Die Definition der atlantischen Bibeln wird in den 20er Jahren des 20. Jahrhunderts Forschungsthema; sie beschreibt eine nicht vollkommen klar abgegrenzte Gruppe großformatiger Bibelhandschriften, die auf den Zeitraum Mitte 11. Jahrhundert bis Mitte 12. Jahrhundert datiert werden können. Der Kunsthistoriker Edward B. Garrison erstellte eine detailliertere Klassifikation der großen Gruppe dieser großformatigen Bibeln und erkannte anhand der mit Miniaturen verzierten Initialen eine alte Kerngruppe, die bis spätestens Ende des 11. Jahrhunderts datiert und auf den sogenannten umbrisch-römischen Raum zurückgeführt werden kann und einer jüngeren Gruppe gegenüber steht, die in die erste Hälfte des 12. Jahrhunderts eingeordnet wird und aus Exemplaren besteht, die vermutlich in der Toskana angefertigt wurden.
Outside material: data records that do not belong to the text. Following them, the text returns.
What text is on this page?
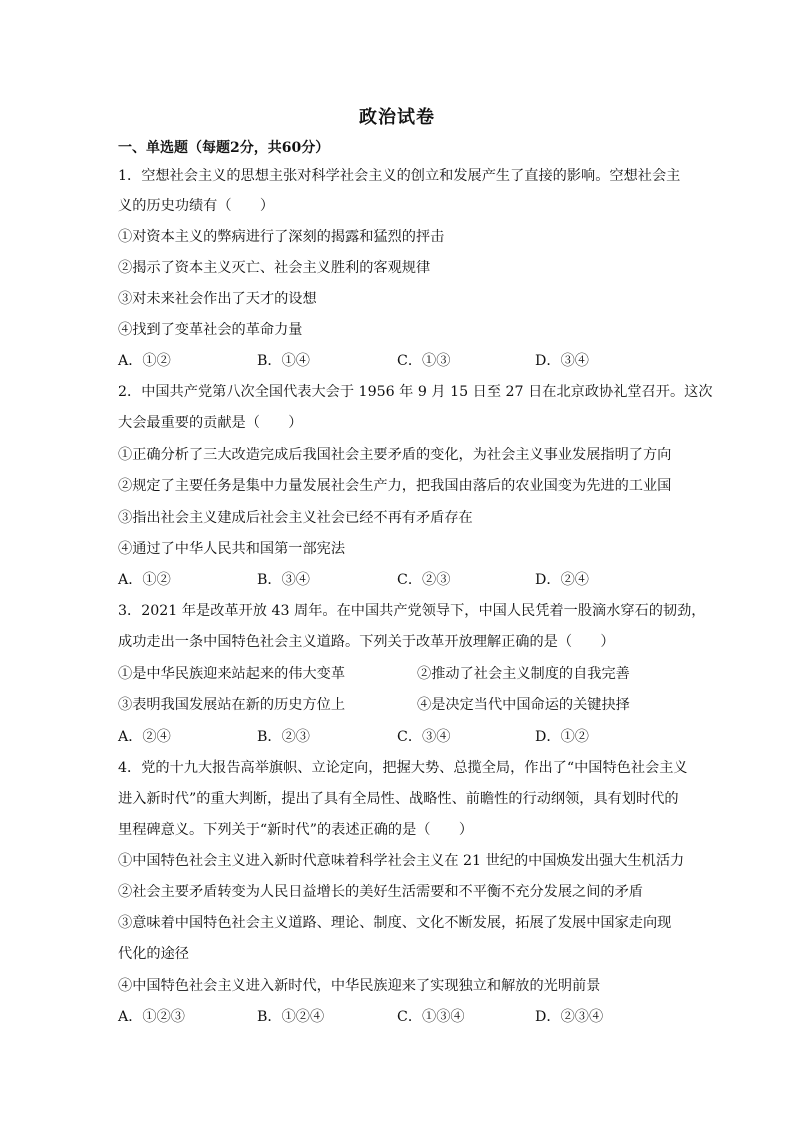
政治试卷
一、单选题（每题2分，共60分）
1．空想社会主义的思想主张对科学社会主义的创立和发展产生了直接的影响。空想社会主
义的历史功绩有（　　）
①对资本主义的弊病进行了深刻的揭露和猛烈的抨击
②揭示了资本主义灭亡、社会主义胜利的客观规律
③对未来社会作出了天才的设想
④找到了变革社会的革命力量
A．①②	B．①④	C．①③	D．③④
2．中国共产党第八次全国代表大会于 1956 年 9 月 15 日至 27 日在北京政协礼堂召开。这次
大会最重要的贡献是（　　）
①正确分析了三大改造完成后我国社会主要矛盾的变化，为社会主义事业发展指明了方向
②规定了主要任务是集中力量发展社会生产力，把我国由落后的农业国变为先进的工业国
③指出社会主义建成后社会主义社会已经不再有矛盾存在
④通过了中华人民共和国第一部宪法
A．①②	B．③④	C．②③	D．②④
3．2021 年是改革开放 43 周年。在中国共产党领导下，中国人民凭着一股滴水穿石的韧劲，
成功走出一条中国特色社会主义道路。下列关于改革开放理解正确的是（　　）
①是中华民族迎来站起来的伟大变革	②推动了社会主义制度的自我完善
③表明我国发展站在新的历史方位上	④是决定当代中国命运的关键抉择
A．②④	B．②③	C．③④	D．①②
4．党的十九大报告高举旗帜、立论定向，把握大势、总揽全局，作出了“中国特色社会主义
进入新时代”的重大判断，提出了具有全局性、战略性、前瞻性的行动纲领，具有划时代的
里程碑意义。下列关于“新时代”的表述正确的是（　　）
①中国特色社会主义进入新时代意味着科学社会主义在 21 世纪的中国焕发出强大生机活力
②社会主要矛盾转变为人民日益增长的美好生活需要和不平衡不充分发展之间的矛盾
③意味着中国特色社会主义道路、理论、制度、文化不断发展，拓展了发展中国家走向现
代化的途径
④中国特色社会主义进入新时代，中华民族迎来了实现独立和解放的光明前景
A．①②③	B．①②④	C．①③④	D．②③④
Jedoch erst der Kunsthistoriker Peter H. Brieger stellte eine Beziehung zwischen der ältesten Gruppe der Handschriften mit Rom und den unverhüllten universalistischen Ambitionen der „gregorianischen“ Reformen her. Die beiden, heute im Friaul aufbewahrten atlantischen Bibeln sind ein ausgezeichnetes Beispiel aus der Familie, der sie angehören: beide Handschriften verwenden das größte erhältliche Format für die Anfertigung handgeschriebener Bücher aus Pergament im Mittelalter (und deshalb werden sie atlantische Bibeln und weniger oft Riesenbibeln genannt).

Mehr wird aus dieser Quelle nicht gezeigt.